The antimicrobial activity of Pinaceae oils against K. pneumoniae varied, with MIC values of 1%–2% and MBC values ranging from 2% to 12%. Strong activity against K. pneumoniae was observed for A. nephrolepis (MIC: 2%, MBC: 3%) and T. sieboldii (MIC: 1%, MBC: 2%; Table 5). Considering the chemical profiles, the strong activity of A. nephrolepis and T. sieboldii may be associated with limonene (20.24%) and bornyl acetate (25%), respectively (Table 4). Limonene disrupts bacterial membranes in both Gram-positive and Gram-negative species, causing leakage of intracellular materials and cell death (Bei et al., 2015; Zahi et al., 2015; Zhang et al., 2014). In particular, limonene has been reported as one of the most effective constituents for antimicrobial activity against K. pneumoniae in Abies cilicica (Antoine & Kotschy) Carrière subsp. cilicica essential oil (Dayisoylu et al., 2009). The strong activity against K. pneumoniae may also be attributed to bioactive components such as bornyl acetate and limonene; for example, Jagannath et al. (2012) reported notable antimicrobial properties of Heracleum rigens seed oil associated with high terpene content, particularly bornyl acetate (51.2%) and limonene (9.62%). In this study, A. nephrolepis and T. sieboldii oils contained higher combined levels of limonene and bornyl acetate (34.02%–34.03%) than the other oils (29.24%–30.64%; Table 4). Notably, A. nephrolepis and T. sieboldii showed bactericidal effects against K. pneumoniae with lower MBC:MIC ratios of 1.5 and 2, respectively. The MBC:MIC ratio is used to determine whether an antibacterial agent is bactericidal or bacteriostatic in vitro (Mogana et al., 2020); a ratio of ≤ 4 indicates a bactericidal effect, whereas higher ratios are considered bacteriostatic (Ishak et al., 2025). Thus, A. nephrolepis and T. sieboldii were particularly effective in inhibiting K. pneumoniae, whereas other essential oils may require higher concentrations for bactericidal effects. Additionally, the strong activity of A. nephrolepis and T. sieboldii may be influenced by their shared minor component, α-bisabolol, which, together with other constituents, could synergistically enhance antimicrobial effects. Notably, α-bisabolol was absent in the other essential oils examined in this study. α-bisabolol, an oxygenated sesquiterpene, is known for its biotechnological potential due to antimicrobial effects on pathogens such as K. pneumoniae and S. aureus (Farias et al., 2019).
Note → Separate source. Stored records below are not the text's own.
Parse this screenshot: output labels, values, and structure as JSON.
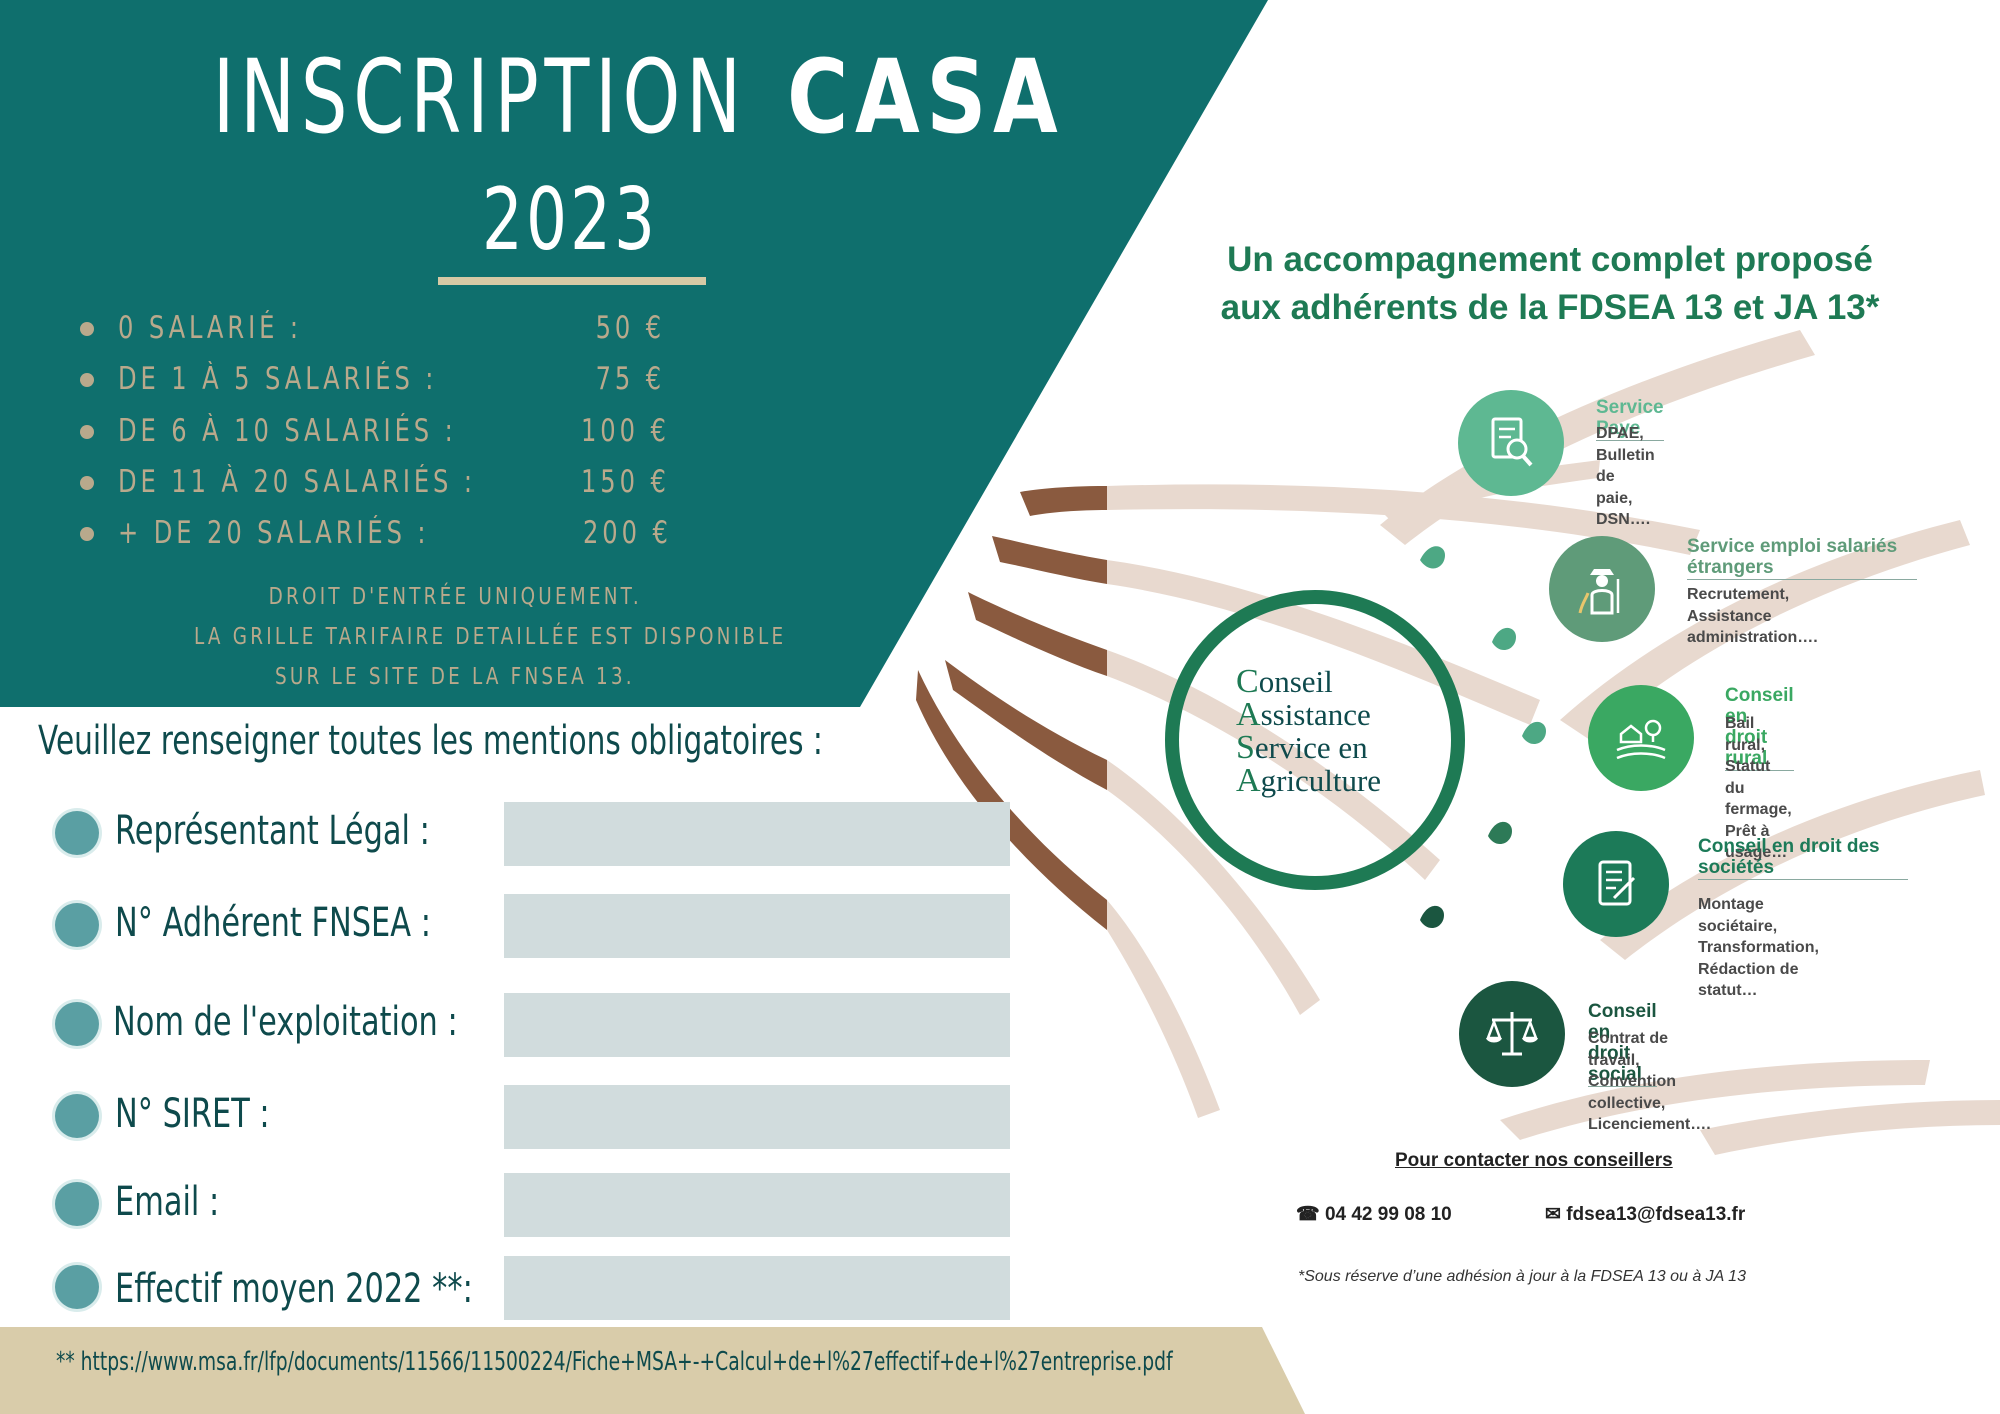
{
  "header": {
    "title_light": "INSCRIPTION",
    "title_bold": "CASA",
    "year": "2023"
  },
  "pricing": [
    {
      "label": " 0 SALARIÉ :",
      "value": "50 €"
    },
    {
      "label": "DE 1 À 5 SALARIÉS :",
      "value": "75 €"
    },
    {
      "label": "DE 6 À 10 SALARIÉS :",
      "value": "100 €"
    },
    {
      "label": "DE 11 À 20 SALARIÉS :",
      "value": "150 €"
    },
    {
      "label": "+ DE 20 SALARIÉS :",
      "value": "200 €"
    }
  ],
  "pricing_note": [
    "DROIT D'ENTRÉE UNIQUEMENT.",
    "LA GRILLE TARIFAIRE DETAILLÉE EST DISPONIBLE",
    "SUR LE SITE DE LA FNSEA 13."
  ],
  "form": {
    "instructions": "Veuillez renseigner toutes les mentions obligatoires :",
    "fields": [
      {
        "label": "Représentant Légal :",
        "value": ""
      },
      {
        "label": "N° Adhérent FNSEA :",
        "value": ""
      },
      {
        "label": "Nom de l'exploitation :",
        "value": ""
      },
      {
        "label": " N° SIRET :",
        "value": ""
      },
      {
        "label": " Email :",
        "value": ""
      },
      {
        "label": " Effectif moyen 2022 **:",
        "value": ""
      }
    ]
  },
  "footer_link": "** https://www.msa.fr/lfp/documents/11566/11500224/Fiche+MSA+-+Calcul+de+l%27effectif+de+l%27entreprise.pdf",
  "headline": {
    "line1": "Un accompagnement complet proposé",
    "line2": "aux adhérents de la FDSEA 13 et JA 13*"
  },
  "casa_acronym": [
    {
      "initial": "C",
      "rest": "onseil"
    },
    {
      "initial": "A",
      "rest": "ssistance"
    },
    {
      "initial": "S",
      "rest": "ervice en"
    },
    {
      "initial": "A",
      "rest": "griculture"
    }
  ],
  "services": [
    {
      "title": "Service Paye",
      "description": "DPAE,\nBulletin de paie,\nDSN….",
      "icon": "document-search-icon",
      "color": "#5eb892",
      "title_color": "#5eb892"
    },
    {
      "title": "Service emploi salariés étrangers",
      "description": "Recrutement,\nAssistance administration….",
      "icon": "farmer-icon",
      "color": "#5f9b79",
      "title_color": "#5f9b79"
    },
    {
      "title": "Conseil en droit rural",
      "description": "Bail rural,\nStatut du fermage,\nPrêt à usage…",
      "icon": "farm-field-icon",
      "color": "#3aa862",
      "title_color": "#3aa862"
    },
    {
      "title": "Conseil en droit des sociétés",
      "description": "Montage sociétaire,\nTransformation,\nRédaction de statut…",
      "icon": "scroll-contract-icon",
      "color": "#1c7a58",
      "title_color": "#1c7a58"
    },
    {
      "title": "Conseil en droit social",
      "description": "Contrat de travail,\nConvention collective,\nLicenciement….",
      "icon": "justice-scales-icon",
      "color": "#1b5640",
      "title_color": "#1b5640"
    }
  ],
  "contact": {
    "title": "Pour contacter nos conseillers",
    "phone": "04 42 99 08 10",
    "email": "fdsea13@fdsea13.fr",
    "disclaimer": "*Sous réserve d’une adhésion à jour à la FDSEA 13 ou à JA 13"
  },
  "colors": {
    "teal": "#0f6f6d",
    "beige": "#d6c9a5",
    "brown": "#8a5a3f",
    "stripe": "#e8d9cf",
    "dark_green": "#1e7a54",
    "input": "#d1dcdd"
  }
}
The antimicrobial efficacy of essential oils is influenced by chemical profile, environmental conditions, and bacterial structural features; however, mechanisms remain unclear (Angane et al., 2022). Effects may be specific or nonspecific, for example via intracellular molecule–specific interactions or interactions with biomembranes, respectively. Antimicrobial effects may also result from synergistic interactions among multiple constituents rather than a single component (Bang et al., 2020). This study was limited to two bacterial strains; thus, further research should include a broader panel of Gram-positive and Gram-negative bacteria.